Decreto que proibia esportes femininos faz 80 anos e mulheres ainda enfrentam restrições: ‘Torcida só quer paquerar’

Meninas do LeSisters durante uma partida de futsal

Você sabia que as mulheres foram proibidas de praticar o futebol e outras modalidades esportivas no Brasil por quase quatro décadas? Nesta quarta-feira, dia 14 de abril, o Decreto-Lei 3.199/41 assinado pelo então presidente Getúlio Vargas faz 80 anos. O documento informava que “às mulheres não se permitirá a prática de desportos incompatíveis com as condições de sua natureza, devendo, para este efeito, o Conselho Nacional de Desportos baixar as necessárias instruções às entidades desportivas do país”. O Decreto interferiu diretamente no desenvolvimento dos primeiros times femininos do país, que começavam a se formar em 1940. Apesar das restrições, as mulheres resistiram e continuaram a praticar o esporte. Algumas se apresentavam em circos para driblar a fiscalização e outras praticavam escondidas. Mas para o governo ainda era pouco. Em 1965, durante a ditatura militar, o General Eloy Massey Oliveira de Menezes, que na época era presidente do Conselho Nacional de Desportes, estendeu a segregação no esporte com a Deliberação nº07 que dizia “não é permitida [à mulher] a prática de lutas de qualquer natureza, do futebol, futebol de salão, futebol de praia, polo aquático, polo, rugby, halterofilismo e baseball”. Ambas as restrições duraram até o ano de 1979.
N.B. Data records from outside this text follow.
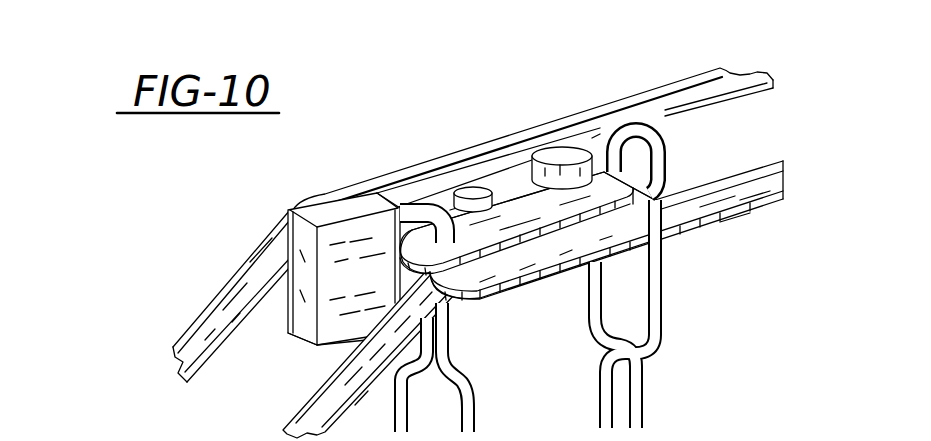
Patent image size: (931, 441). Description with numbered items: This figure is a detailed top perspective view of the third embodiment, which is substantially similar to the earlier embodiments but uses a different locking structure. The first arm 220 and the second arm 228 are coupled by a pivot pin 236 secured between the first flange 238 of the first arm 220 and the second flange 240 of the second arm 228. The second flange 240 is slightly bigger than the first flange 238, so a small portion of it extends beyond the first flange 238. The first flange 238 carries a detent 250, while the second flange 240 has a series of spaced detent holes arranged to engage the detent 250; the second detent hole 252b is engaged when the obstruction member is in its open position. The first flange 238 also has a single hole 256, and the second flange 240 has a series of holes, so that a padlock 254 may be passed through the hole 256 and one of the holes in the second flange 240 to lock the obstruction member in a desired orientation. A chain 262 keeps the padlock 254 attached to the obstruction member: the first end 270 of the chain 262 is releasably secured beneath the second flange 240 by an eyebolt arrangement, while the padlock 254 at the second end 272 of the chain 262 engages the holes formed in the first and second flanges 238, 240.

The first arm 220 is at (233, 293).
The second arm 228 is at (320, 400).
The padlock 254 is at (313, 210).
The pivot pin 236 is at (460, 193).
The first flange 238 is at (480, 180).
The hole 256 is at (493, 215).
The second flange 240 is at (540, 287).
The detent 250 is at (656, 150).
The first end of the chain 270 is at (651, 128).
The second detent hole 252b is at (657, 233).
The chain 262 is at (663, 325).
The second end of the chain 272 is at (455, 352).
A regulamentação do futebol feminino, por exemplo, veio apenas em 1983, época em que a seleção brasileira masculina já era tricampeã do mundo. Todo esse tempo de inatividade do esporte feminino reflete até hoje na disparidade das modalidades. O futebol feminino no Brasil tem menos investimento, menos patrocínio e menos visibilidade do que o masculino e ainda enfrenta o preconceito de que “mulher não combina com a prática do futebol”. E se já é difícil no meio profissional, na área amadora é ainda mais complicado. A advogada Marcela Bardini fundou o LeSisters, um time amador de futsal da capital de São Paulo, porque não encontrava lugares onde praticar a modalidade. “Quando terminei a faculdade tive dificuldade de encontrar onde praticar. A mulher não tem a mesma facilidade para encontrar um lugar que seja seguro e bacana para isso. Nós não procuramos o esporte pelo encontro social, como os homens fazem, nós vamos porque gostamos de praticar. Por isso eu juntei umas amigas que queriam jogar e formamos o LeSisters”, disse em entrevista à Jovem Pan.
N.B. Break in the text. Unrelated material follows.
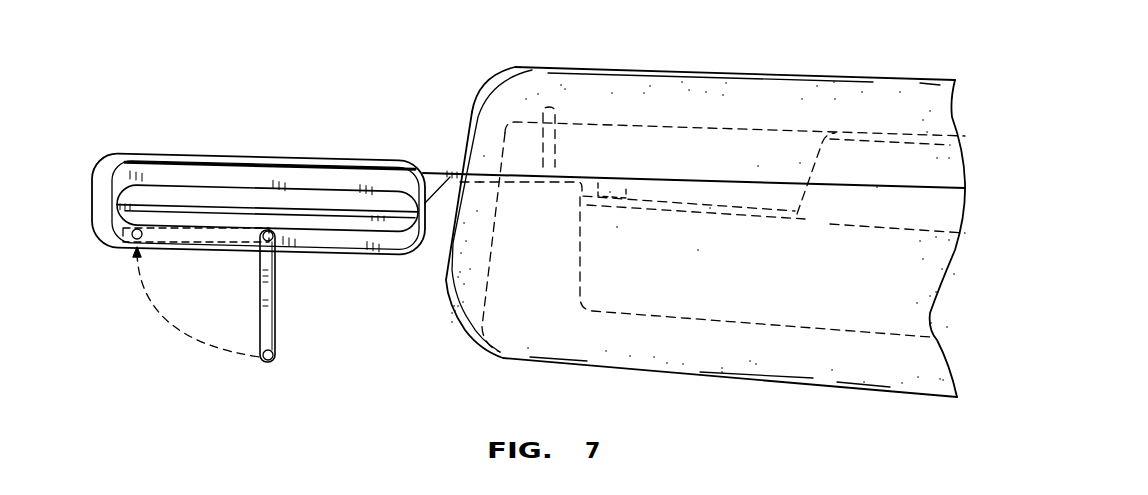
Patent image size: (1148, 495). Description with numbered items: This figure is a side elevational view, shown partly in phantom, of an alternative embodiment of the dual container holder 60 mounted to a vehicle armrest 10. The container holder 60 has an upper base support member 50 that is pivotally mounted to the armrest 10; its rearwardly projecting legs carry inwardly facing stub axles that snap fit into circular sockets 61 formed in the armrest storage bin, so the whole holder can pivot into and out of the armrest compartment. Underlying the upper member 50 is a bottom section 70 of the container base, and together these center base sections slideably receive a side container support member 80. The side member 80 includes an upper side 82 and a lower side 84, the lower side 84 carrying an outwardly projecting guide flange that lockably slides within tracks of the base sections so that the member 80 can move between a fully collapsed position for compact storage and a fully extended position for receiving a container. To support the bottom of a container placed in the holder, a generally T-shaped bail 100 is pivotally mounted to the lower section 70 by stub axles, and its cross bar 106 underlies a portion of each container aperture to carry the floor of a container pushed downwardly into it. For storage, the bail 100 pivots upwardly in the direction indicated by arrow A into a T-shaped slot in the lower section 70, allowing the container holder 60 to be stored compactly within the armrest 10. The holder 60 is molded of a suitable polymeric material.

Em dez anos de existência, o LeSisters tem hoje 211 meninas e quatro equipes na região central da capital. Em tempos normais fora da pandemia, elas têm aulas aos finais de semana e, de três a quatro vezes ao ano, organizam campeonatos interclubes. Mas mesmo com toda a determinação, enfrentam muita resistência. “Você vai jogar e os caras ficam mexendo ou dizendo ‘Nossa, essa joga mesmo’. Você joga com uma torcida que não está pelo esporte, é só para paquerar. Tem muitos desafios: o de chegar com uma roupas esportiva e praticar enquanto os homem ficam falando bobagens e, principalmente, na hora de ir embora pelo risco do horário, porque só podemos jogar à noite”, diz Marcela. “É tudo muito complicado, o preconceito de praticar o esporte e associar à sua sexualidade e falta de feminilidade. A mulher não é criada para ser atleta e para dedicar o tempo dela à isso, diferente dos meninos. Os estímulos em casa são diferentes”, pondera a advogada. Questionada sobre os 80 anos do Decreto-Lei, Marcela diz que o futebol feminino ainda sofre muito com a proibição. “O que falta hoje é a gente ganhar esse tempo todo que perdemos. São 40 anos de atraso. Temos que correr atrás do prejuízo. E é um prejuízo cultural vermos o futebol como força física. Na hora em que as pessoas se preocuparem menos com isso e o esporte feminino tiver mais oportunidade, nós teremos mais igualdade”, completou.